Both could have been godawful, and they weren’t. In the Weber case, the broad consensus among fans I hear from is really warm regard and appreciation. It’s really a best-case scenario, actually — everybody leaves with good will. But had Taylor decided to extend Weber another year (or five), that all would have turned incredibly nasty.
It was the right move at the right time, handled the right way. The Klieman hire is turning out quite well, and I think K-State fans have every reason to think this next move will as well. Of course fan judgment on any of those things varies wildly, determined almost entirely by the result of the last game.
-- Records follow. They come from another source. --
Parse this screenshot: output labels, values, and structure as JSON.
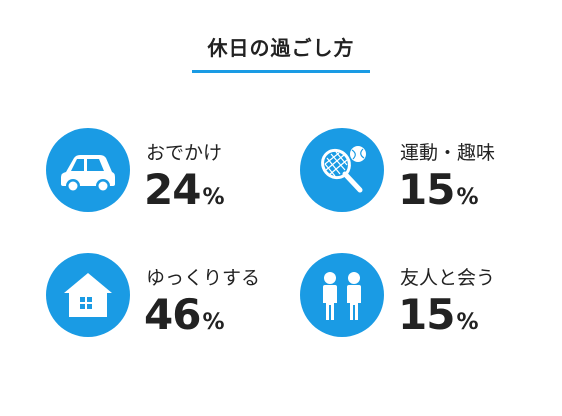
{
  "header": {
    "title": "休日の過ごし方"
  },
  "items": [
    {
      "label": "おでかけ",
      "value": "24",
      "unit": "%",
      "icon": "car-icon"
    },
    {
      "label": "運動・趣味",
      "value": "15",
      "unit": "%",
      "icon": "tennis-icon"
    },
    {
      "label": "ゆっくりする",
      "value": "46",
      "unit": "%",
      "icon": "house-icon"
    },
    {
      "label": "友人と会う",
      "value": "15",
      "unit": "%",
      "icon": "people-icon"
    }
  ],
  "colors": {
    "accent": "#1a9be4",
    "text": "#222222",
    "background": "#ffffff"
  }
}
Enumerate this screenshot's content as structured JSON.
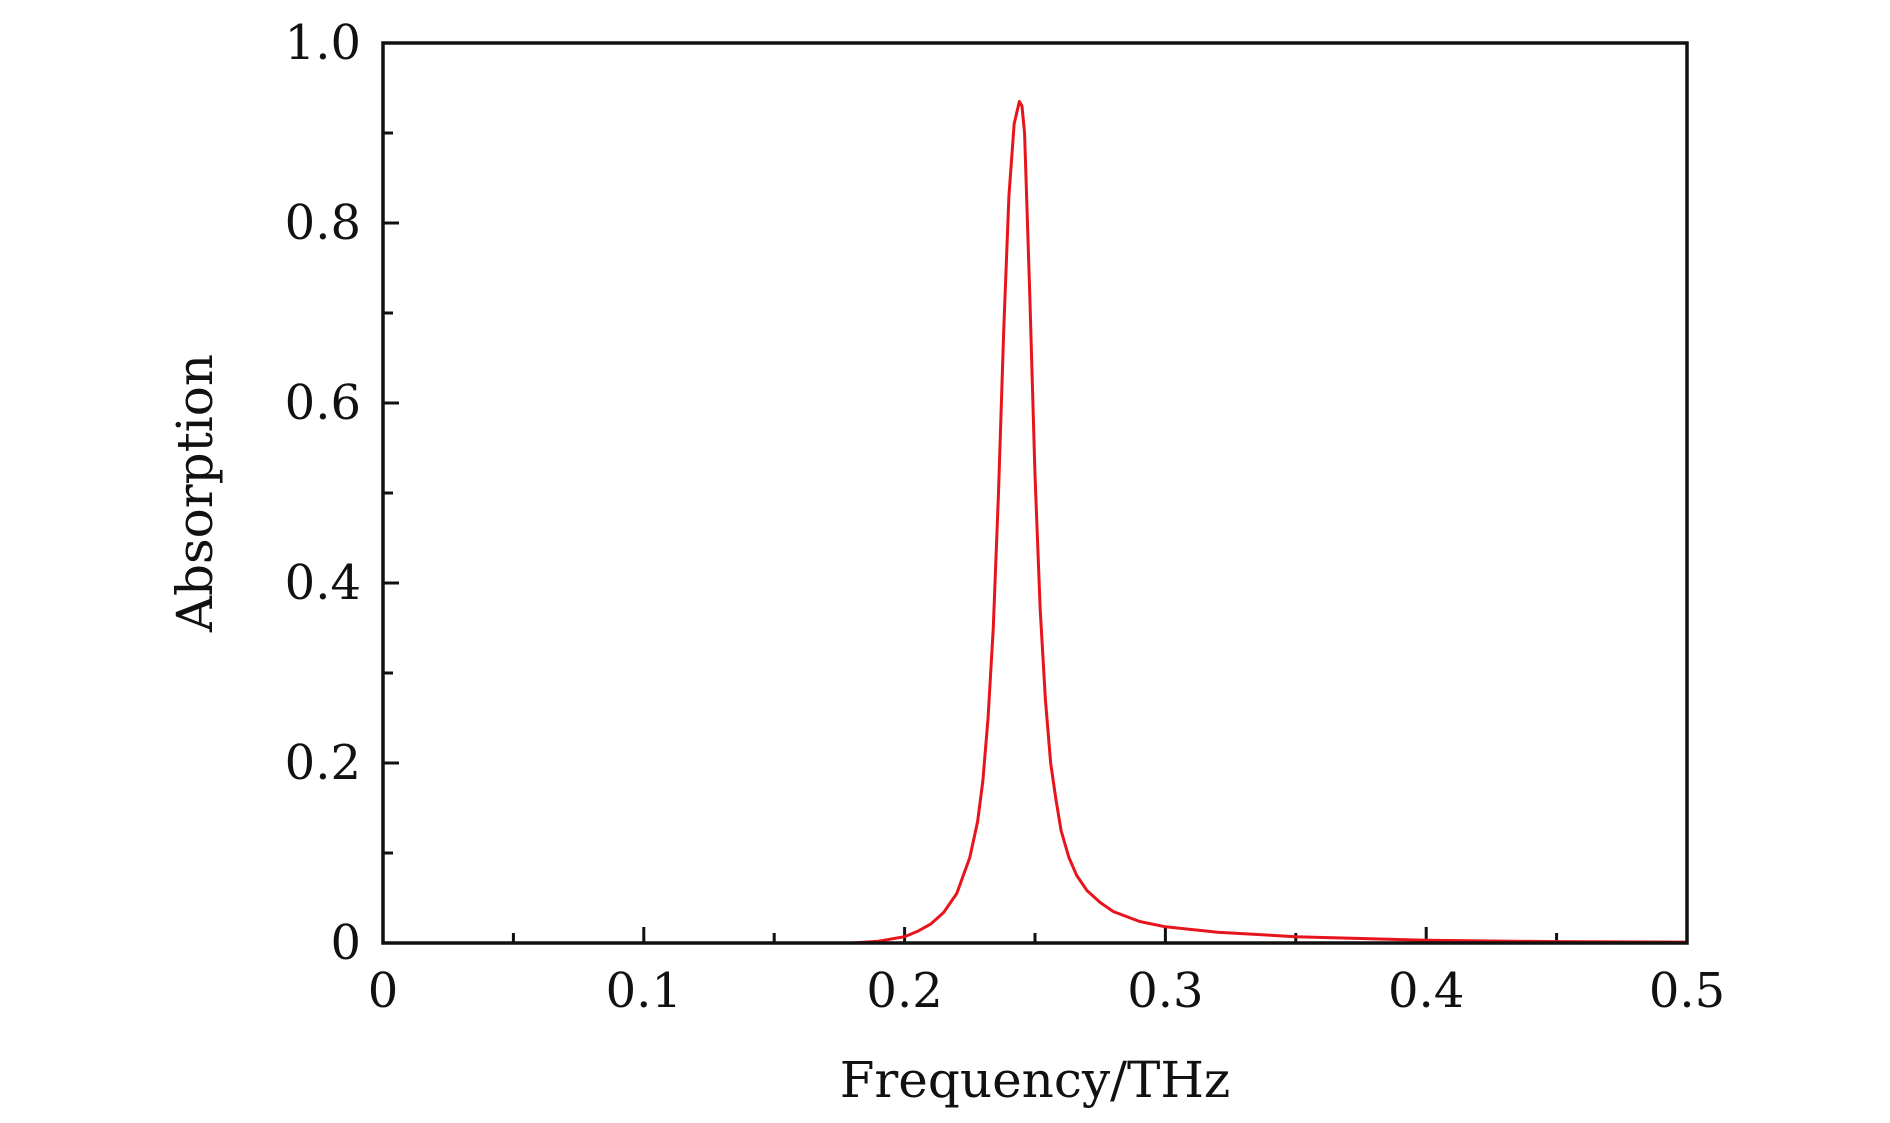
{
  "chart_data": {
    "type": "line",
    "title": "",
    "xlabel": "Frequency/THz",
    "ylabel": "Absorption",
    "xlim": [
      0,
      0.5
    ],
    "ylim": [
      0,
      1.0
    ],
    "x_ticks": [
      0,
      0.1,
      0.2,
      0.3,
      0.4,
      0.5
    ],
    "x_tick_labels": [
      "0",
      "0.1",
      "0.2",
      "0.3",
      "0.4",
      "0.5"
    ],
    "x_minor_ticks": [
      0.05,
      0.15,
      0.25,
      0.35,
      0.45
    ],
    "y_ticks": [
      0,
      0.2,
      0.4,
      0.6,
      0.8,
      1.0
    ],
    "y_tick_labels": [
      "0",
      "0.2",
      "0.4",
      "0.6",
      "0.8",
      "1.0"
    ],
    "y_minor_ticks": [
      0.1,
      0.3,
      0.5,
      0.7,
      0.9
    ],
    "grid": false,
    "legend": "none",
    "series": [
      {
        "color": "#e8141c",
        "x": [
          0.18,
          0.19,
          0.2,
          0.205,
          0.21,
          0.215,
          0.22,
          0.225,
          0.228,
          0.23,
          0.232,
          0.234,
          0.236,
          0.238,
          0.24,
          0.242,
          0.244,
          0.245,
          0.246,
          0.248,
          0.25,
          0.252,
          0.254,
          0.256,
          0.258,
          0.26,
          0.263,
          0.266,
          0.27,
          0.275,
          0.28,
          0.29,
          0.3,
          0.32,
          0.35,
          0.4,
          0.45,
          0.5
        ],
        "y": [
          0.0,
          0.002,
          0.007,
          0.013,
          0.021,
          0.034,
          0.055,
          0.095,
          0.135,
          0.18,
          0.25,
          0.35,
          0.5,
          0.68,
          0.83,
          0.91,
          0.935,
          0.93,
          0.9,
          0.72,
          0.52,
          0.37,
          0.27,
          0.2,
          0.16,
          0.125,
          0.095,
          0.075,
          0.058,
          0.045,
          0.035,
          0.024,
          0.018,
          0.012,
          0.007,
          0.003,
          0.0015,
          0.001
        ]
      }
    ]
  }
}
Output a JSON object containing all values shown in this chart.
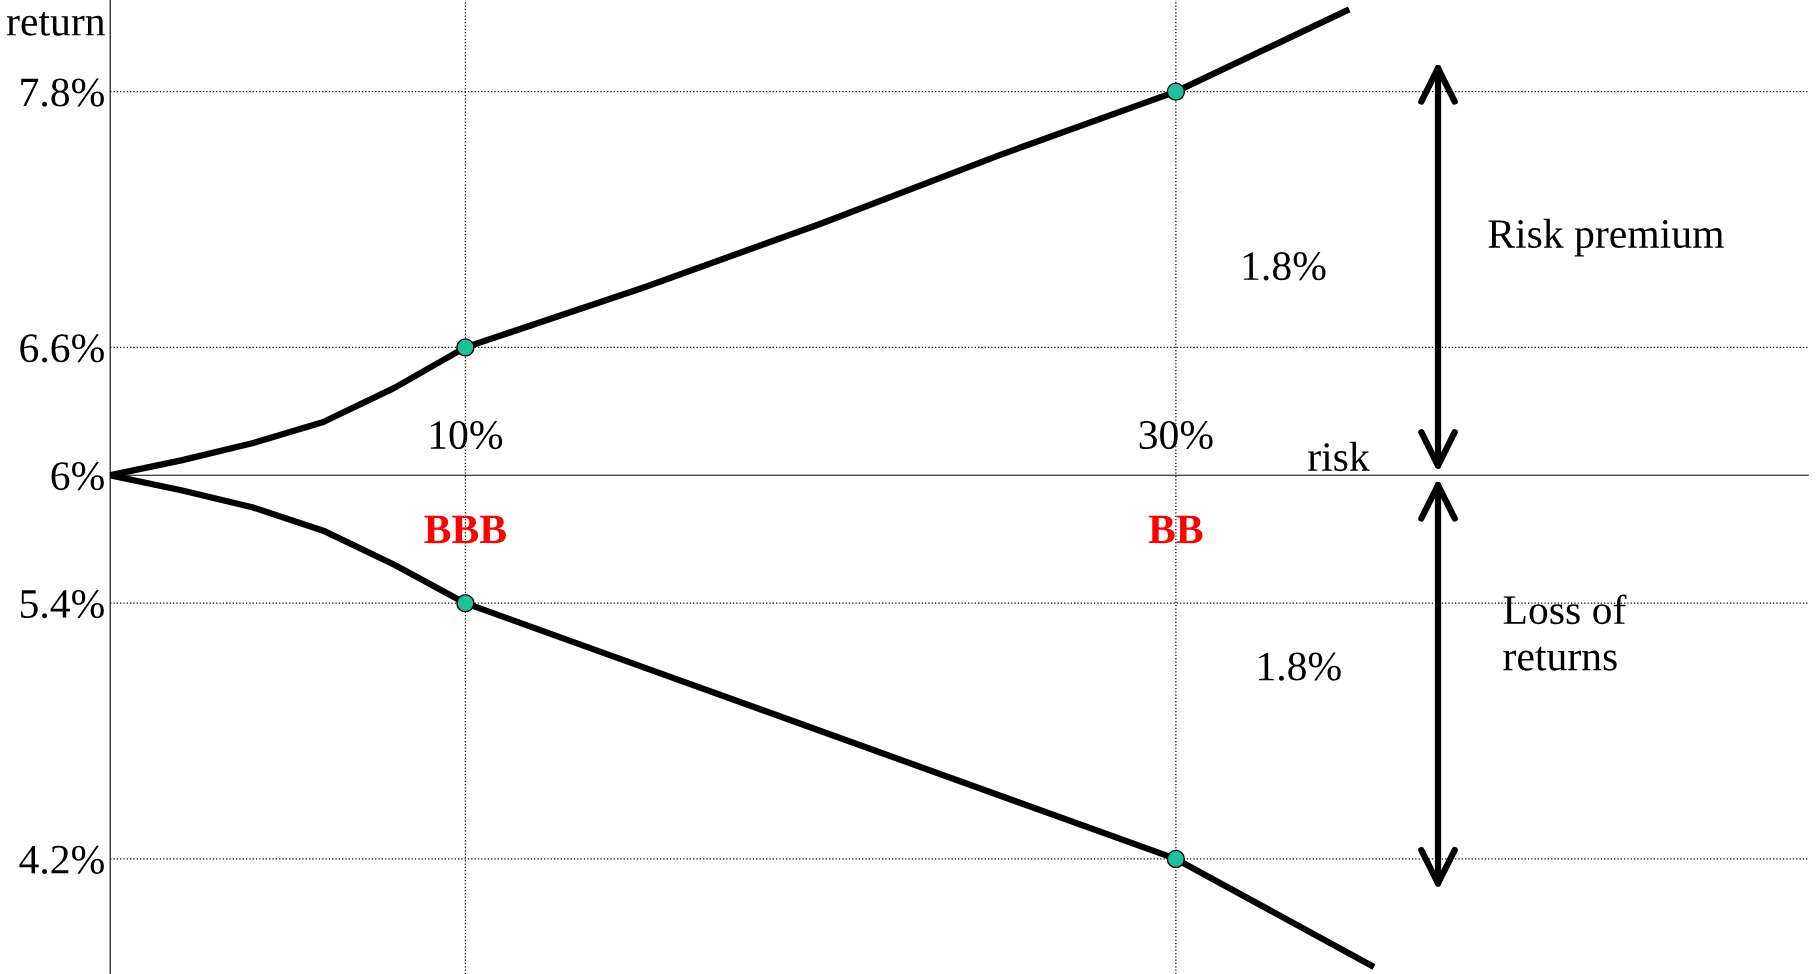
{
  "chart_data": {
    "type": "line",
    "xlabel": "risk",
    "ylabel": "return",
    "series": [
      {
        "x": [
          0,
          2,
          4,
          6,
          8,
          10,
          15,
          20,
          25,
          30,
          34.8
        ],
        "values": [
          6,
          6.07,
          6.15,
          6.25,
          6.41,
          6.6,
          6.88,
          7.18,
          7.5,
          7.8,
          8.18
        ],
        "color": "#000000"
      },
      {
        "x": [
          0,
          2,
          4,
          6,
          8,
          10,
          15,
          20,
          25,
          30,
          35.5
        ],
        "values": [
          6,
          5.93,
          5.85,
          5.74,
          5.58,
          5.4,
          5.1,
          4.8,
          4.5,
          4.2,
          3.7
        ],
        "color": "#000000"
      },
      {
        "type": "scatter",
        "marker": "circle",
        "x": [
          10,
          10,
          30,
          30
        ],
        "values": [
          6.6,
          5.4,
          7.8,
          4.2
        ],
        "color": "#1fbf9f"
      }
    ],
    "xlim": [
      0,
      47.8
    ],
    "ylim": [
      3.66,
      8.23
    ],
    "xticks": [
      {
        "value": 10,
        "label": "10%"
      },
      {
        "value": 30,
        "label": "30%"
      }
    ],
    "yticks": [
      {
        "value": 4.2,
        "label": "4.2%"
      },
      {
        "value": 5.4,
        "label": "5.4%"
      },
      {
        "value": 6,
        "label": "6%"
      },
      {
        "value": 6.6,
        "label": "6.6%"
      },
      {
        "value": 7.8,
        "label": "7.8%"
      }
    ],
    "ref_lines": [
      {
        "axis": "y",
        "value": 7.8,
        "line_style": "dotted"
      },
      {
        "axis": "y",
        "value": 6.6,
        "line_style": "dotted"
      },
      {
        "axis": "y",
        "value": 5.4,
        "line_style": "dotted"
      },
      {
        "axis": "y",
        "value": 4.2,
        "line_style": "dotted"
      },
      {
        "axis": "x",
        "value": 10,
        "line_style": "dotted"
      },
      {
        "axis": "x",
        "value": 30,
        "line_style": "dotted"
      }
    ],
    "annotations": [
      {
        "text": "BBB",
        "x": 10,
        "y": 6
      },
      {
        "text": "BB",
        "x": 30,
        "y": 6
      },
      "1.8%",
      "1.8%",
      "Risk premium",
      "Loss of\nreturns"
    ]
  }
}
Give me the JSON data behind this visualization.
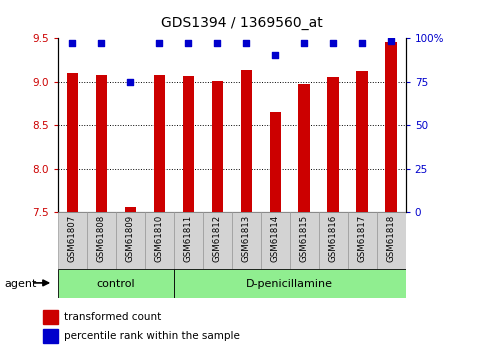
{
  "title": "GDS1394 / 1369560_at",
  "samples": [
    "GSM61807",
    "GSM61808",
    "GSM61809",
    "GSM61810",
    "GSM61811",
    "GSM61812",
    "GSM61813",
    "GSM61814",
    "GSM61815",
    "GSM61816",
    "GSM61817",
    "GSM61818"
  ],
  "red_values": [
    9.1,
    9.07,
    7.56,
    9.08,
    9.06,
    9.01,
    9.13,
    8.65,
    8.97,
    9.05,
    9.12,
    9.45
  ],
  "blue_values": [
    97,
    97,
    75,
    97,
    97,
    97,
    97,
    90,
    97,
    97,
    97,
    98
  ],
  "ylim_left": [
    7.5,
    9.5
  ],
  "ylim_right": [
    0,
    100
  ],
  "yticks_left": [
    7.5,
    8.0,
    8.5,
    9.0,
    9.5
  ],
  "yticks_right": [
    0,
    25,
    50,
    75,
    100
  ],
  "ytick_labels_right": [
    "0",
    "25",
    "50",
    "75",
    "100%"
  ],
  "grid_values": [
    8.0,
    8.5,
    9.0
  ],
  "bar_color": "#CC0000",
  "dot_color": "#0000CC",
  "bar_bottom": 7.5,
  "ctrl_count": 4,
  "group_labels": [
    "control",
    "D-penicillamine"
  ],
  "group_color": "#90EE90",
  "agent_label": "agent",
  "legend_items": [
    {
      "color": "#CC0000",
      "label": "transformed count"
    },
    {
      "color": "#0000CC",
      "label": "percentile rank within the sample"
    }
  ],
  "background_color": "#ffffff",
  "tick_color_left": "#CC0000",
  "tick_color_right": "#0000CC",
  "bar_width": 0.4,
  "title_fontsize": 10,
  "tick_fontsize": 7.5,
  "label_fontsize": 8
}
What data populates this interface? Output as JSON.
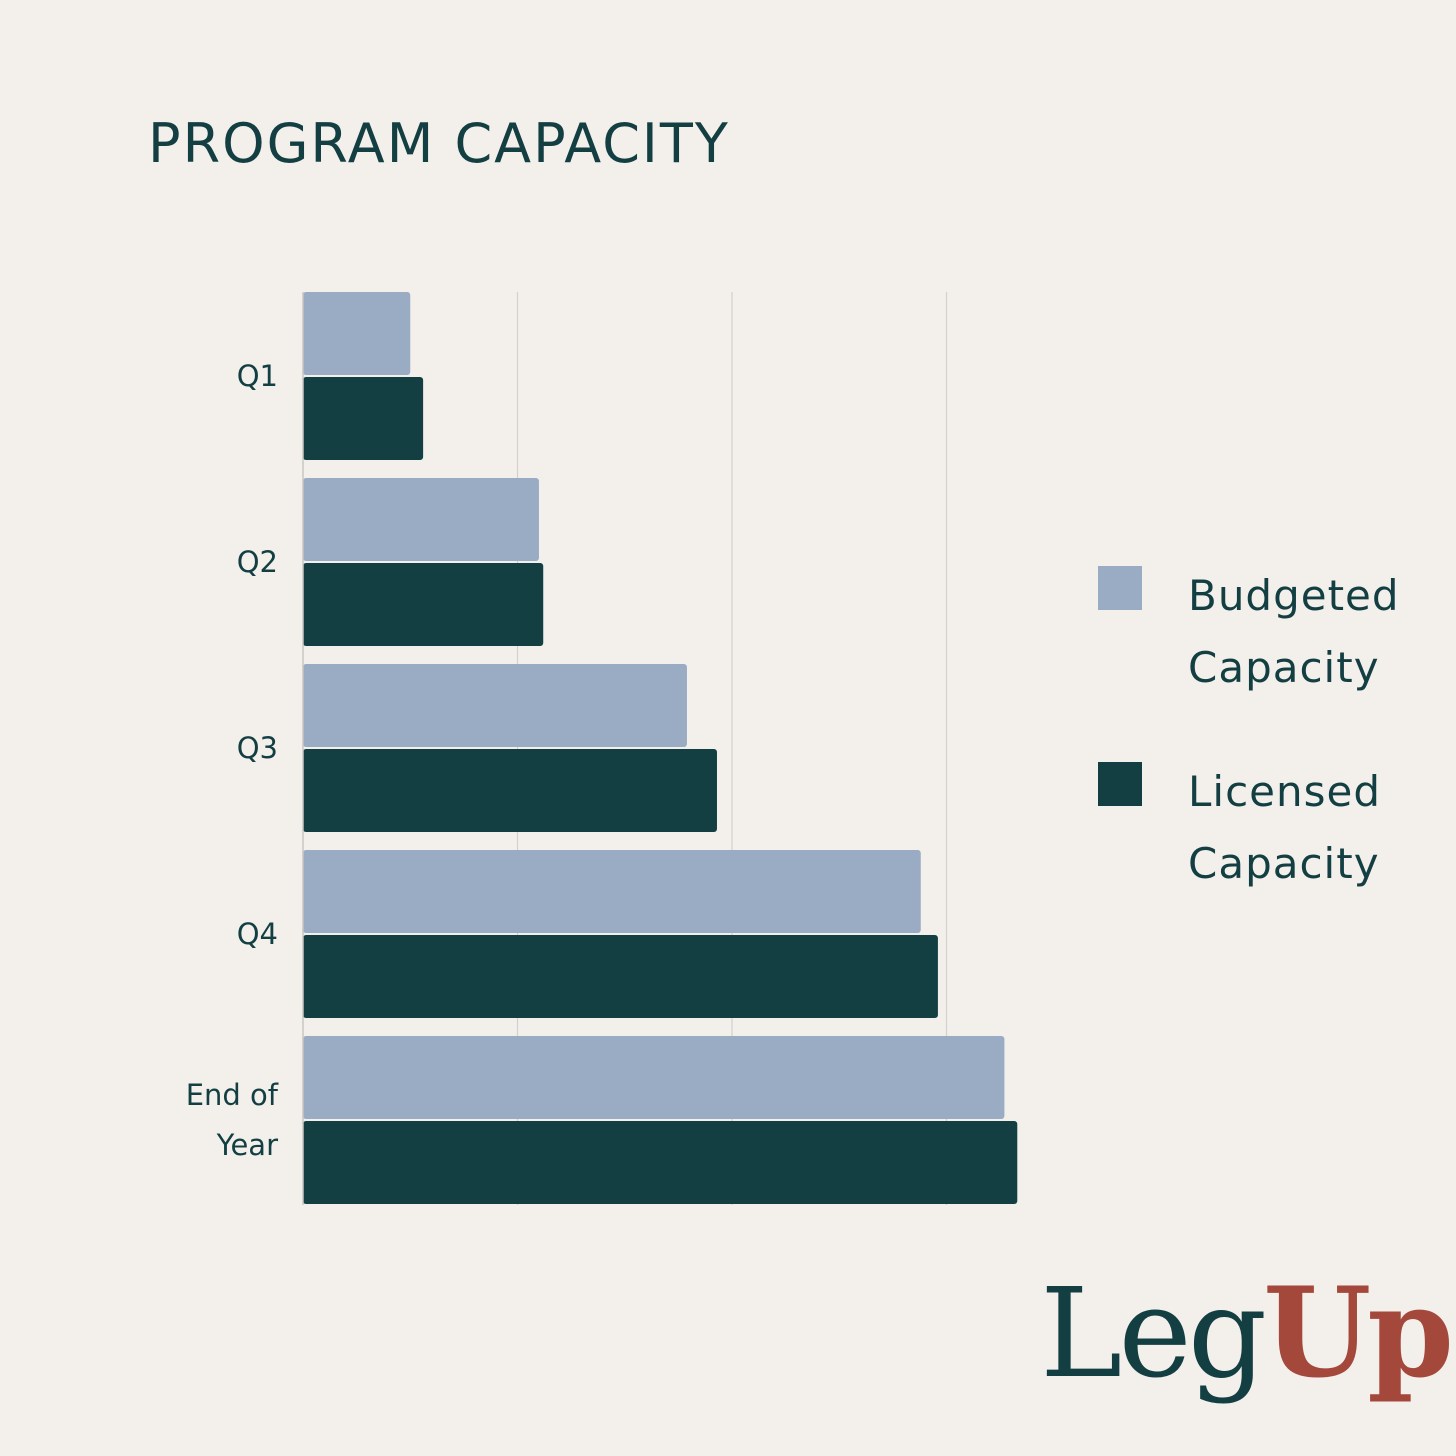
{
  "title": "PROGRAM CAPACITY",
  "colors": {
    "background": "#f3f0ec",
    "budgeted": "#9aabc4",
    "licensed": "#143f42",
    "text": "#143f42",
    "grid": "#d3cfcc",
    "logo_accent": "#a5483c"
  },
  "legend": {
    "budgeted_line1": "Budgeted",
    "budgeted_line2": "Capacity",
    "licensed_line1": "Licensed",
    "licensed_line2": "Capacity"
  },
  "logo": {
    "part1": "Leg",
    "part2": "Up"
  },
  "chart_data": {
    "type": "bar",
    "orientation": "horizontal",
    "title": "PROGRAM CAPACITY",
    "categories": [
      [
        "Q1"
      ],
      [
        "Q2"
      ],
      [
        "Q3"
      ],
      [
        "Q4"
      ],
      [
        "End of",
        "Year"
      ]
    ],
    "series": [
      {
        "name": "Budgeted Capacity",
        "values": [
          0.5,
          1.1,
          1.79,
          2.88,
          3.27
        ]
      },
      {
        "name": "Licensed Capacity",
        "values": [
          0.56,
          1.12,
          1.93,
          2.96,
          3.33
        ]
      }
    ],
    "xlim": [
      0,
      3.4
    ],
    "gridlines": [
      1,
      2,
      3
    ],
    "tick_labels_shown": false,
    "grid": true,
    "legend_position": "right"
  }
}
The reasonable assessment will take five years.
Which leads me to one last point: By now I think you’d have to tip the cap to John Currie for the hiring of Bruce Weber, although it was much messier from a PR standpoint than the cases I’ve just been discussing. Martin was very popular, and I’ve always thought Weber walked into an impossible situation. But he leaves with two titles — something nobody’s done here since Jack Hartman upwards of a half-century ago — and, as I say, a lot of warm feelings.
These transitions are difficult, messy, expensive, and often counterproductive. These have, by any reasonable standard, been as good as could possibly be expected.